LG Berlin29 S 3/8819.08.1988GE 1989, 829

§ 399 BGB, § 2 MHG, § 50 ZPO

Leitsatz

häufig von der Redaktion verfasst

Anspruch auf Mieterhöhung ist nicht abtretbar; Mietzinserhöhung, Mieterhöhungsverlangen, Mieterhöhungsanspruch, Abtretbarkeit, Abtretung, Ausschluß, Vermieterrechte, Abtretbarkeit, Vermieterstellung, Übertragbarkeit, Prozeßstandschaft

Leitsatz

häufig von der Redaktion verfasst

Bei dem Erhöhungsverlangen gemäß § 2 MHG handelt es sich um ein unabtretbares Nebenrecht; deshalb ist auch für eine gewillkürte Prozeßstandschaft bei der Geltendmachung eines fremden Rechts aus § 2 MHG kein Raum.

Aus den Gründen

Wortlaut des Gerichts

Bei dem Erhöhungsverlangen gemäß § 2 MHG handelt es sich um ein unabtretbares Nebenrecht, das mit der Stellung als Vertragspartei des Mietverhältnisses verbunden ist (unselbständiges Gestaltungsrecht).
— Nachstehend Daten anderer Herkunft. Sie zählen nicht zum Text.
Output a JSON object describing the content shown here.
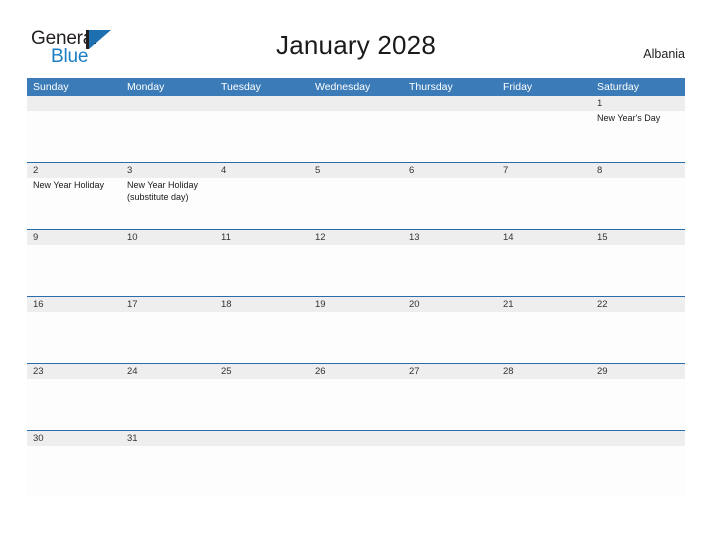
{
  "brand": {
    "name_part1": "General",
    "name_part2": "Blue",
    "triangle_color": "#1d6fb0",
    "text_color": "#231f20",
    "blue_text_color": "#1b7fc4"
  },
  "header": {
    "title": "January 2028",
    "country": "Albania"
  },
  "theme": {
    "header_blue": "#3b7cb8",
    "row_divider_blue": "#2a6ca8",
    "day_band_gray": "#eeeeee",
    "cell_white": "#fdfdfd"
  },
  "calendar": {
    "month": "January",
    "year": "2028",
    "weekdays": [
      "Sunday",
      "Monday",
      "Tuesday",
      "Wednesday",
      "Thursday",
      "Friday",
      "Saturday"
    ],
    "weeks": [
      [
        {
          "day": "",
          "events": []
        },
        {
          "day": "",
          "events": []
        },
        {
          "day": "",
          "events": []
        },
        {
          "day": "",
          "events": []
        },
        {
          "day": "",
          "events": []
        },
        {
          "day": "",
          "events": []
        },
        {
          "day": "1",
          "events": [
            "New Year's Day"
          ]
        }
      ],
      [
        {
          "day": "2",
          "events": [
            "New Year Holiday"
          ]
        },
        {
          "day": "3",
          "events": [
            "New Year Holiday (substitute day)"
          ]
        },
        {
          "day": "4",
          "events": []
        },
        {
          "day": "5",
          "events": []
        },
        {
          "day": "6",
          "events": []
        },
        {
          "day": "7",
          "events": []
        },
        {
          "day": "8",
          "events": []
        }
      ],
      [
        {
          "day": "9",
          "events": []
        },
        {
          "day": "10",
          "events": []
        },
        {
          "day": "11",
          "events": []
        },
        {
          "day": "12",
          "events": []
        },
        {
          "day": "13",
          "events": []
        },
        {
          "day": "14",
          "events": []
        },
        {
          "day": "15",
          "events": []
        }
      ],
      [
        {
          "day": "16",
          "events": []
        },
        {
          "day": "17",
          "events": []
        },
        {
          "day": "18",
          "events": []
        },
        {
          "day": "19",
          "events": []
        },
        {
          "day": "20",
          "events": []
        },
        {
          "day": "21",
          "events": []
        },
        {
          "day": "22",
          "events": []
        }
      ],
      [
        {
          "day": "23",
          "events": []
        },
        {
          "day": "24",
          "events": []
        },
        {
          "day": "25",
          "events": []
        },
        {
          "day": "26",
          "events": []
        },
        {
          "day": "27",
          "events": []
        },
        {
          "day": "28",
          "events": []
        },
        {
          "day": "29",
          "events": []
        }
      ],
      [
        {
          "day": "30",
          "events": []
        },
        {
          "day": "31",
          "events": []
        },
        {
          "day": "",
          "events": []
        },
        {
          "day": "",
          "events": []
        },
        {
          "day": "",
          "events": []
        },
        {
          "day": "",
          "events": []
        },
        {
          "day": "",
          "events": []
        }
      ]
    ]
  }
}
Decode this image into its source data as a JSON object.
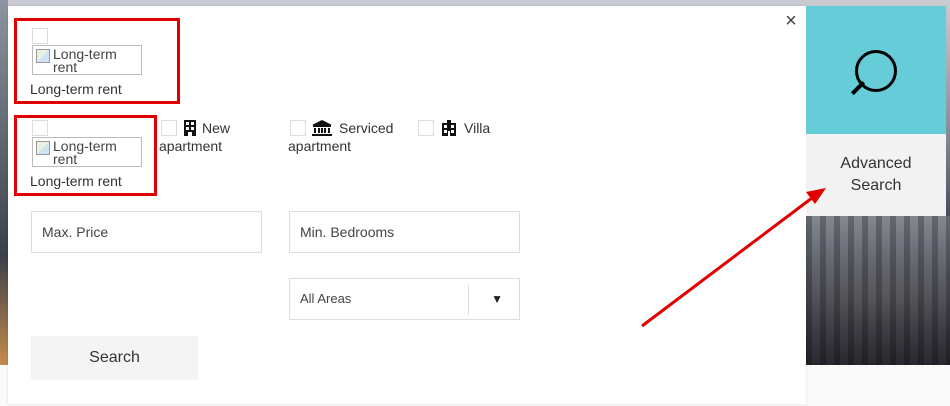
{
  "close_glyph": "×",
  "property_types": [
    {
      "label": "Long-term rent",
      "img_alt": "Long-term rent"
    },
    {
      "label": "Long-term rent",
      "img_alt": "Long-term rent"
    },
    {
      "label": "New apartment",
      "label_line1": "New",
      "label_line2": "apartment",
      "icon": "building-icon"
    },
    {
      "label": "Serviced apartment",
      "label_line1": "Serviced",
      "label_line2": "apartment",
      "icon": "bank-icon"
    },
    {
      "label": "Villa",
      "icon": "villa-icon"
    }
  ],
  "fields": {
    "max_price_placeholder": "Max. Price",
    "min_bedrooms_placeholder": "Min. Bedrooms",
    "area_selected": "All Areas",
    "dropdown_glyph": "▼"
  },
  "search_button": "Search",
  "advanced_search": {
    "line1": "Advanced",
    "line2": "Search",
    "icon": "magnifier-icon"
  },
  "colors": {
    "accent_teal": "#66cdd8",
    "highlight_red": "#e00000"
  }
}
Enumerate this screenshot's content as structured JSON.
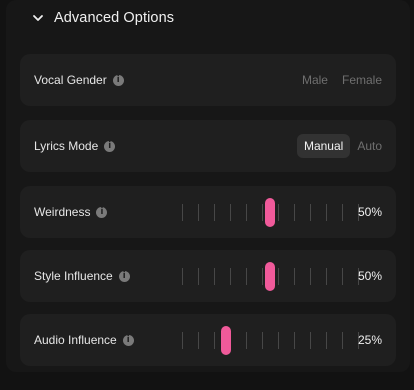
{
  "advanced": {
    "title": "Advanced Options"
  },
  "vocal_gender": {
    "label": "Vocal Gender",
    "options": [
      "Male",
      "Female"
    ],
    "selected": null
  },
  "lyrics_mode": {
    "label": "Lyrics Mode",
    "options": [
      "Manual",
      "Auto"
    ],
    "selected": "Manual"
  },
  "weirdness": {
    "label": "Weirdness",
    "value": "50%",
    "level": 0.5
  },
  "style_influence": {
    "label": "Style Influence",
    "value": "50%",
    "level": 0.5
  },
  "audio_influence": {
    "label": "Audio Influence",
    "value": "25%",
    "level": 0.25
  },
  "colors": {
    "accent": "#f05a9a",
    "card": "#1f1f1f",
    "panel": "#171717"
  },
  "icons": {
    "collapse": "chevron-down-icon",
    "info": "info-icon"
  }
}
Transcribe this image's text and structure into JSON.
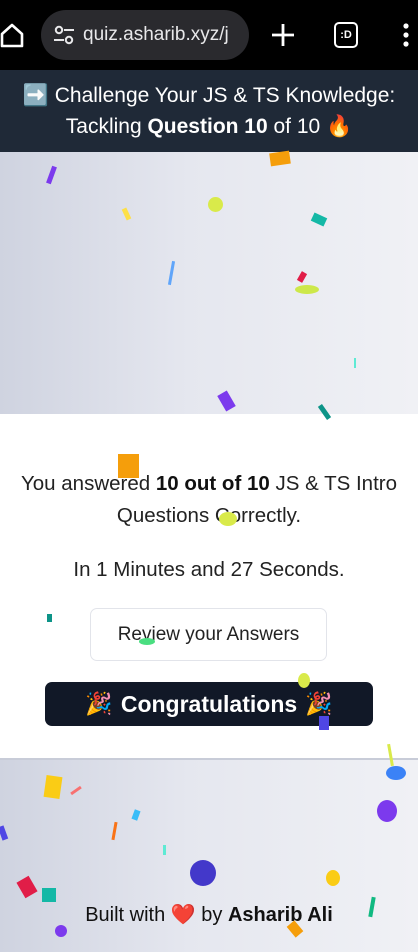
{
  "browser": {
    "url": "quiz.asharib.xyz/j",
    "tabs_label": ":D",
    "icons": [
      "home-icon",
      "tune-icon",
      "plus-icon",
      "tabs-icon",
      "menu-icon"
    ]
  },
  "header": {
    "arrow": "➡️",
    "line1": "Challenge Your JS & TS Knowledge:",
    "line2_prefix": "Tackling ",
    "line2_bold": "Question 10",
    "line2_suffix": " of 10 ",
    "fire": "🔥"
  },
  "result": {
    "score_prefix": "You answered ",
    "score_bold": "10 out of 10",
    "score_suffix": " JS & TS Intro",
    "score_line2": "Questions Correctly.",
    "time": "In 1 Minutes and 27 Seconds.",
    "review_button": "Review your Answers",
    "congrats": "Congratulations",
    "party": "🎉"
  },
  "footer": {
    "prefix": "Built with ",
    "heart": "❤️",
    "middle": " by ",
    "author": "Asharib Ali"
  },
  "colors": {
    "browser_bar": "#000000",
    "header_bg": "#1f2937",
    "badge_bg": "#111827"
  }
}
Der Abtretung stehen schutzwürdige Interessen des Mieters entgegen. Dieser ist daran interessiert, daß von dem Mieterhöhungsverlangen nur maßvoll und nach reiflicher Überlegung Gebrauch gemacht wird. Zu einer umfassenden Abwägung ist jedoch nur der Vermieter als Vertragspartei in der Lage und auch gezwungen, denn nur er ist an einer insgesamt gedeihlichen Zusammenarbeit der Vertragsparteien - auch wirtschaftlich - interessiert und durch Störungen des Vertragsverhältnisses belastet. Nur wenn die Rechte aus § 2 MHG beim Vermieter verbleiben, ist der Mieter davor geschützt, daß ein Abtretungsempfänger fortgesetzt den Versuch unternimmt, den Mietzins zu erhöhen (Landgericht Hamburg a.a.O.).